I hate to be the bearer of hard news, but until we change our vocabulary, our enemy ain't about to change his. Until we look at parenthood through the lens of Biblical truth and take a stand against the culture that tries to speak louder than the Word of God when it comes to parenting advice, we will always fall in those pits with antique shovels for rescue tools. Until we "faith" the facts, we'll always be dreading the next onslaught of accusations of failure.
It's time we were honest with ourselves, our spouses and our children. It's time to speak the truth into empty rooms and empty hearts.
Parenthood isn't pass or fail. It's simply trust and obey, or not.

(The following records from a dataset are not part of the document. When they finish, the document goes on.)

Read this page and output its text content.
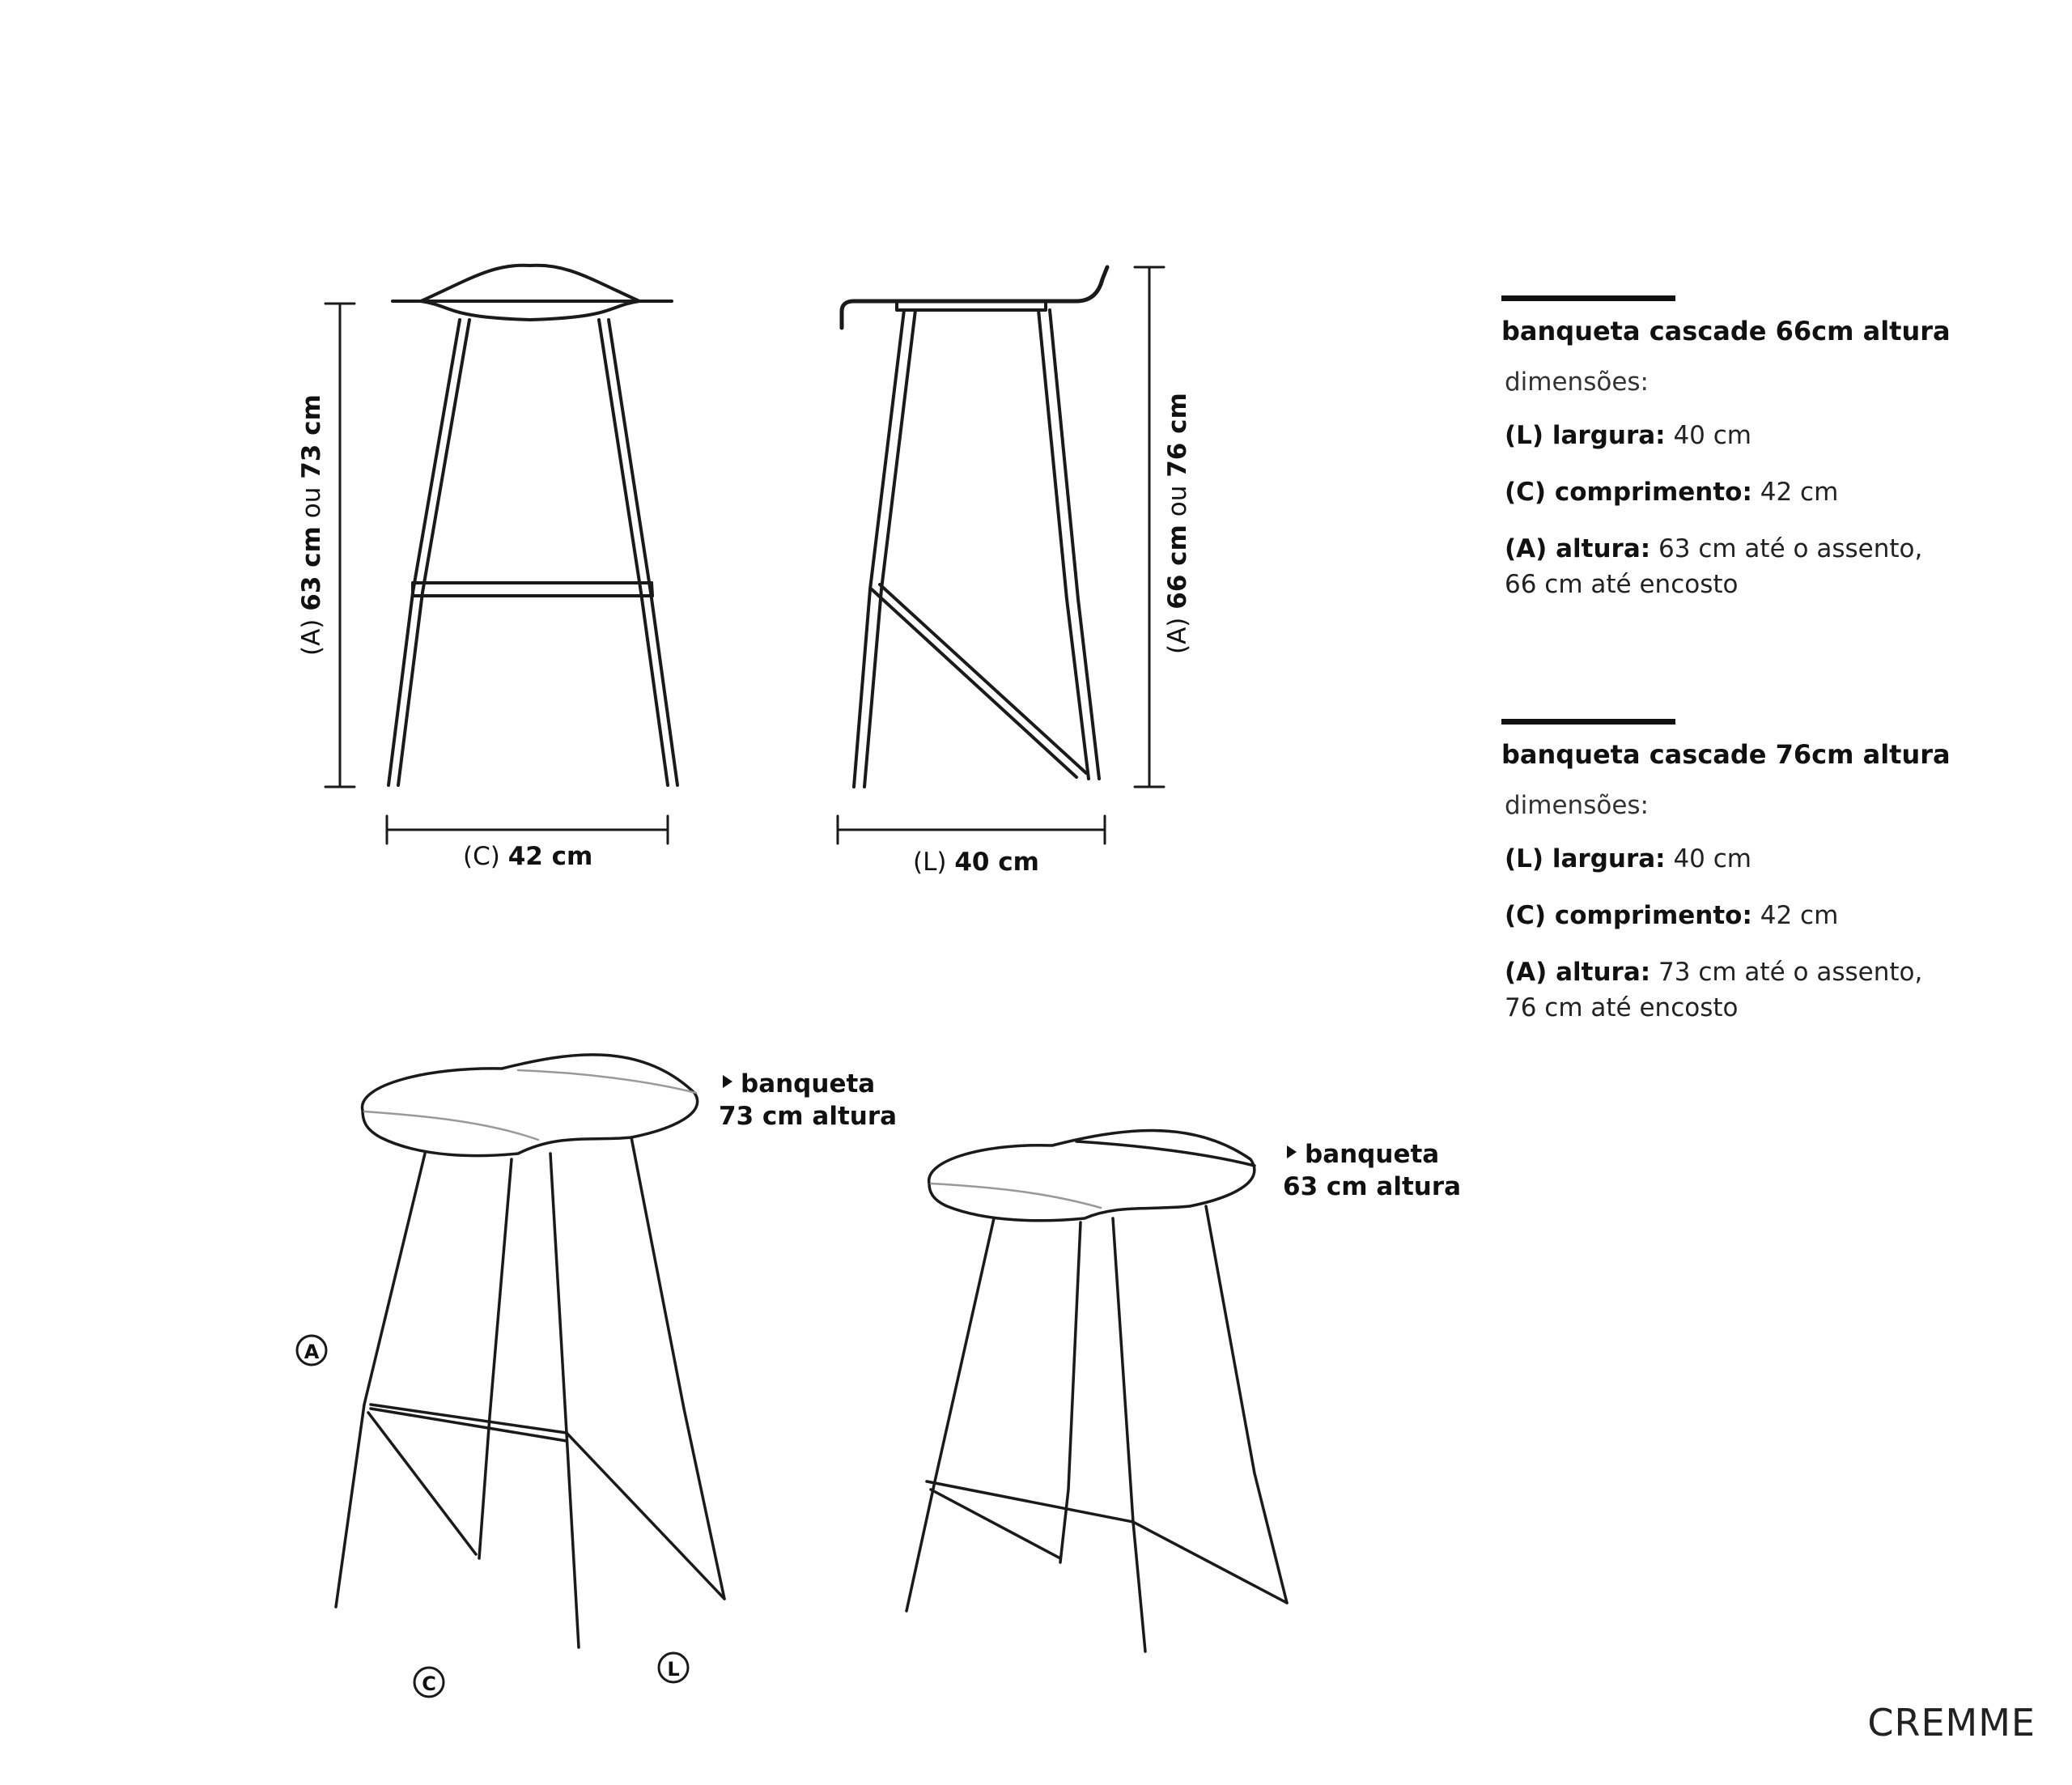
(A) 63 cm ou 73 cm
(C) 42 cm
(A) 66 cm ou 76 cm
(L) 40 cm
banqueta
73 cm altura
banqueta
63 cm altura
A
C
L
banqueta cascade 66cm altura
dimensões:
(L) largura: 40 cm
(C) comprimento: 42 cm
(A) altura: 63 cm até o assento,
66 cm até encosto
banqueta cascade 76cm altura
dimensões:
(L) largura: 40 cm
(C) comprimento: 42 cm
(A) altura: 73 cm até o assento,
76 cm até encosto
CREMME
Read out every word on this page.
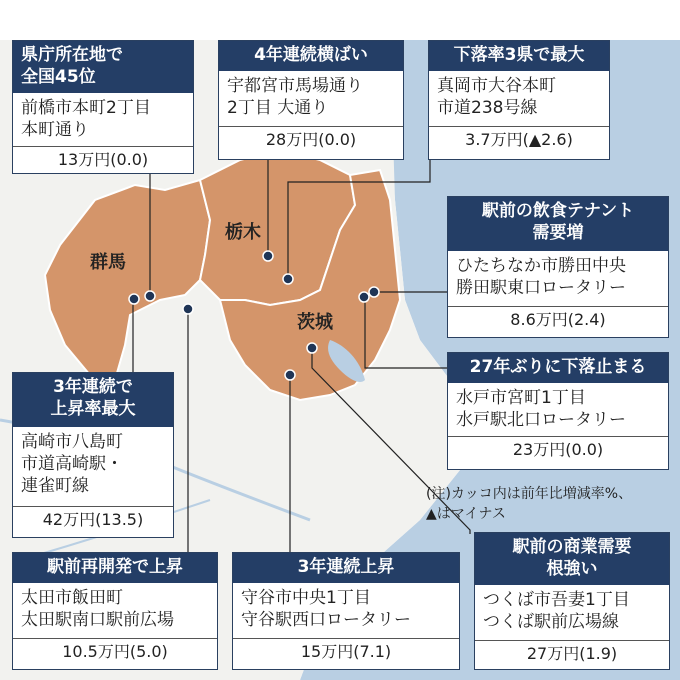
群馬
栃木
茨城
県庁所在地で
全国45位
前橋市本町2丁目
本町通り
13万円(0.0)
4年連続横ばい
宇都宮市馬場通り
2丁目 大通り
28万円(0.0)
下落率3県で最大
真岡市大谷本町
市道238号線
3.7万円(▲2.6)
駅前の飲食テナント
需要増
ひたちなか市勝田中央
勝田駅東口ロータリー
8.6万円(2.4)
27年ぶりに下落止まる
水戸市宮町1丁目
水戸駅北口ロータリー
23万円(0.0)
3年連続で
上昇率最大
高崎市八島町
市道高崎駅・
連雀町線
42万円(13.5)
駅前再開発で上昇
太田市飯田町
太田駅南口駅前広場
10.5万円(5.0)
3年連続上昇
守谷市中央1丁目
守谷駅西口ロータリー
15万円(7.1)
駅前の商業需要
根強い
つくば市吾妻1丁目
つくば駅前広場線
27万円(1.9)
(注)カッコ内は前年比増減率%、
▲はマイナス
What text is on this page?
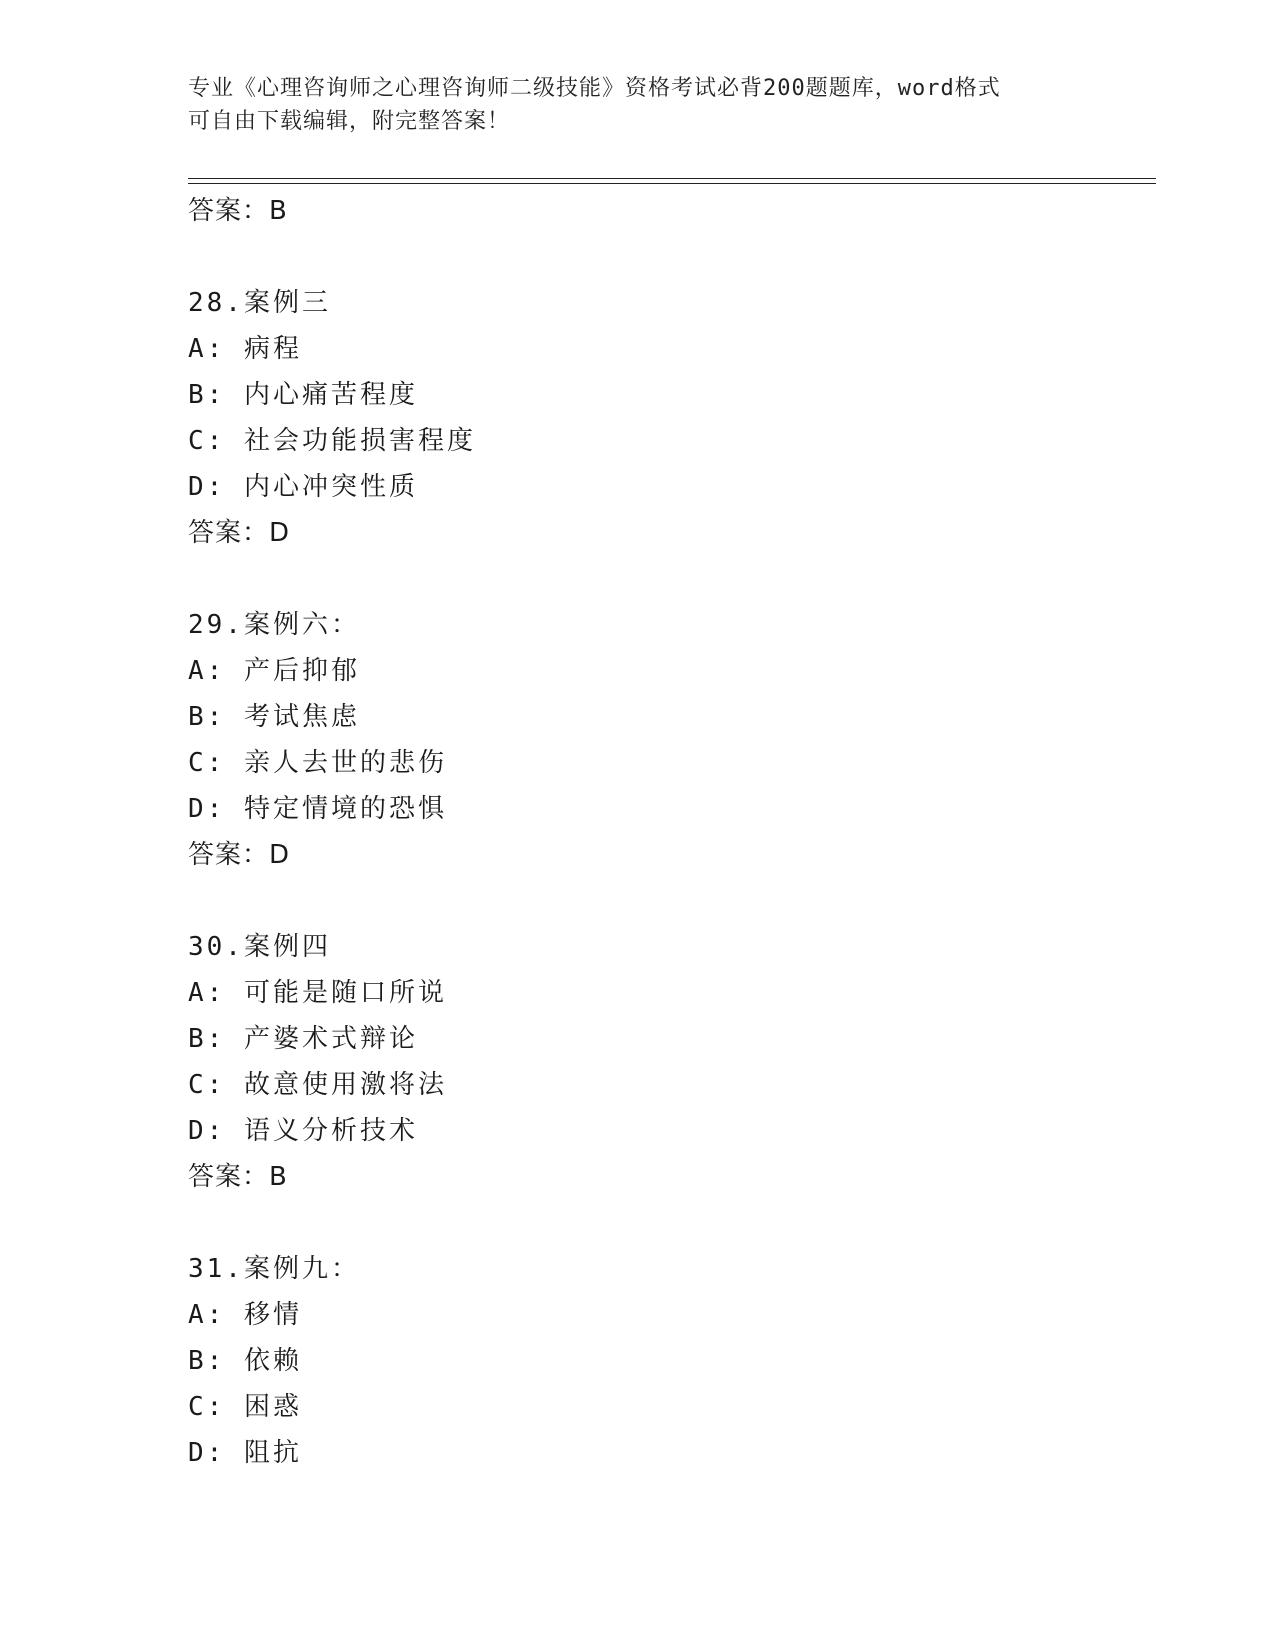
专业《心理咨询师之心理咨询师二级技能》资格考试必背200题题库，word格式
可自由下载编辑，附完整答案！
答案：B
28.案例三
A: 病程
B: 内心痛苦程度
C: 社会功能损害程度
D: 内心冲突性质
答案：D
29.案例六：
A: 产后抑郁
B: 考试焦虑
C: 亲人去世的悲伤
D: 特定情境的恐惧
答案：D
30.案例四
A: 可能是随口所说
B: 产婆术式辩论
C: 故意使用激将法
D: 语义分析技术
答案：B
31.案例九：
A: 移情
B: 依赖
C: 困惑
D: 阻抗
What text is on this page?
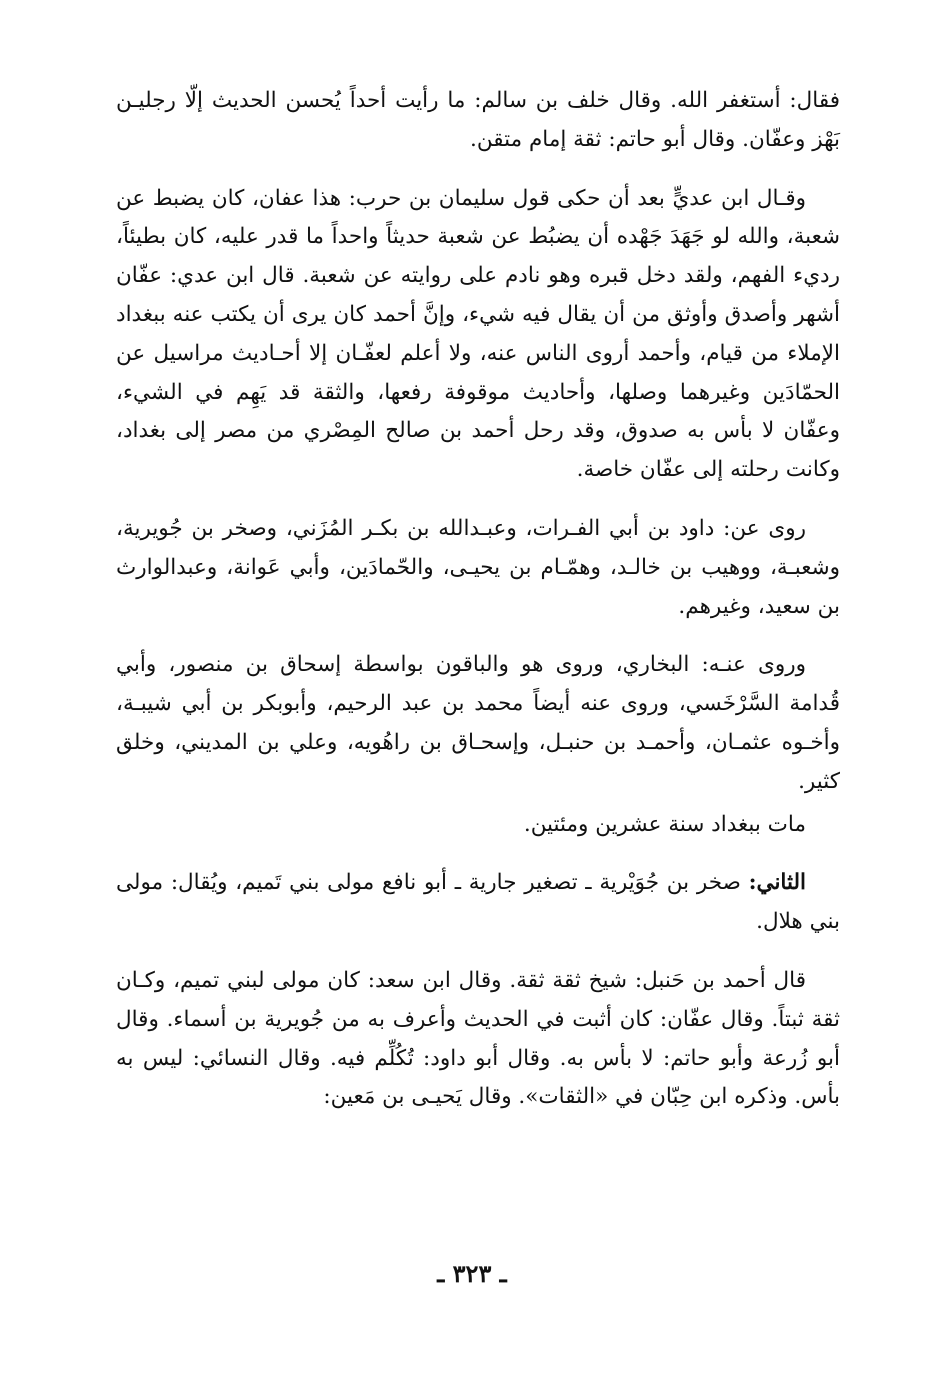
فقال: أستغفر الله. وقال خلف بن سالم: ما رأيت أحداً يُحسن الحديث إلّا رجليـن بَهْز وعفّان. وقال أبو حاتم: ثقة إمام متقن.

وقـال ابن عديٍّ بعد أن حكى قول سليمان بن حرب: هذا عفان، كان يضبط عن شعبة، والله لو جَهَدَ جَهْده أن يضبُط عن شعبة حديثاً واحداً ما قدر عليه، كان بطيئاً، رديء الفهم، ولقد دخل قبره وهو نادم على روايته عن شعبة. قال ابن عدي: عفّان أشهر وأصدق وأوثق من أن يقال فيه شيء، وإنَّ أحمد كان يرى أن يكتب عنه ببغداد الإملاء من قيام، وأحمد أروى الناس عنه، ولا أعلم لعفّـان إلا أحـاديث مراسيل عن الحمّادَين وغيرهما وصلها، وأحاديث موقوفة رفعها، والثقة قد يَهِم في الشيء، وعفّان لا بأس به صدوق، وقد رحل أحمد بن صالح المِصْري من مصر إلى بغداد، وكانت رحلته إلى عفّان خاصة.

روى عن: داود بن أبي الفـرات، وعبـدالله بن بكـر المُزَني، وصخر بن جُويرية، وشعبـة، ووهيب بن خالـد، وهمّـام بن يحيـى، والحّمادَين، وأبي عَوانة، وعبدالوارث بن سعيد، وغيرهم.

وروى عنـه: البخاري، وروى هو والباقون بواسطة إسحاق بن منصور، وأبي قُدامة السَّرْخَسي، وروى عنه أيضاً محمد بن عبد الرحيم، وأبوبكر بن أبي شيبـة، وأخـوه عثمـان، وأحمـد بن حنبـل، وإسحـاق بن راهُويه، وعلي بن المديني، وخلق كثير.

مات ببغداد سنة عشرين ومئتين.

الثاني: صخر بن جُوَيْرية ـ تصغير جارية ـ أبو نافع مولى بني تَميم، ويُقال: مولى بني هلال.

قال أحمد بن حَنبل: شيخ ثقة ثقة. وقال ابن سعد: كان مولى لبني تميم، وكـان ثقة ثبتاً. وقال عفّان: كان أثبت في الحديث وأعرف به من جُويرية بن أسماء. وقال أبو زُرعة وأبو حاتم: لا بأس به. وقال أبو داود: تُكُلِّم فيه. وقال النسائي: ليس به بأس. وذكره ابن حِبّان في «الثقات». وقال يَحيـى بن مَعين:

ـ ٣٢٣ ـ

We're not perfect. We weren't meant to be. And yet God blessed us with babies that grew into kids that kept us up at night with their antics, anger, and addictions. We have to quit trying to become a perfect parent and tell the truth! We'll never be perfect. That's why we are daily in need of the precious Holy Spirit to speak through us, make us strong, increase our faith and open our eyes and hearts to the spiritual needs of our children. If I'm looking at life through the light of the Word of God, and I truly want to be a better mom, then I'll focus all my heart and attention on becoming a better daughter. The more I try in my own strength and wisdom to be the "perfect mom," the more clearly I tell my Creator that I think I can handle this task without His help.
The only thing we can withhold from our children that has any merit or value on their futures is the opportunity to love Jesus, know God and obey the Holy Spirit.That's it. It's that simple. Forget sleepless nights worrying about whether your child is going to grow up to hate you because you didn't buy them a trumpet and sign them up for band. Forget the hundreds of dollars we rob from our budget to make sure they get a better tag on their blue jeans than the kids they sit near in school just so we can feel better about ourselves. No more asking our spouses for the thousandth time, "Do you think this is a good idea?" How about instead of driving ourselves crazy worrying about the right curriculum, the right dating strategy, the right discipline plan, the right devotional, the right floor plan, the right short length, the right social life, the right tone of voice or the right percentage of non-gmo foods, we worry about what really matters.
The questions we should be asking and the answers we should be worrying about:
Do I have an opportunity to teach my child how to repent of sin?
Do I have an opportunity to show my child how to place others above themselves?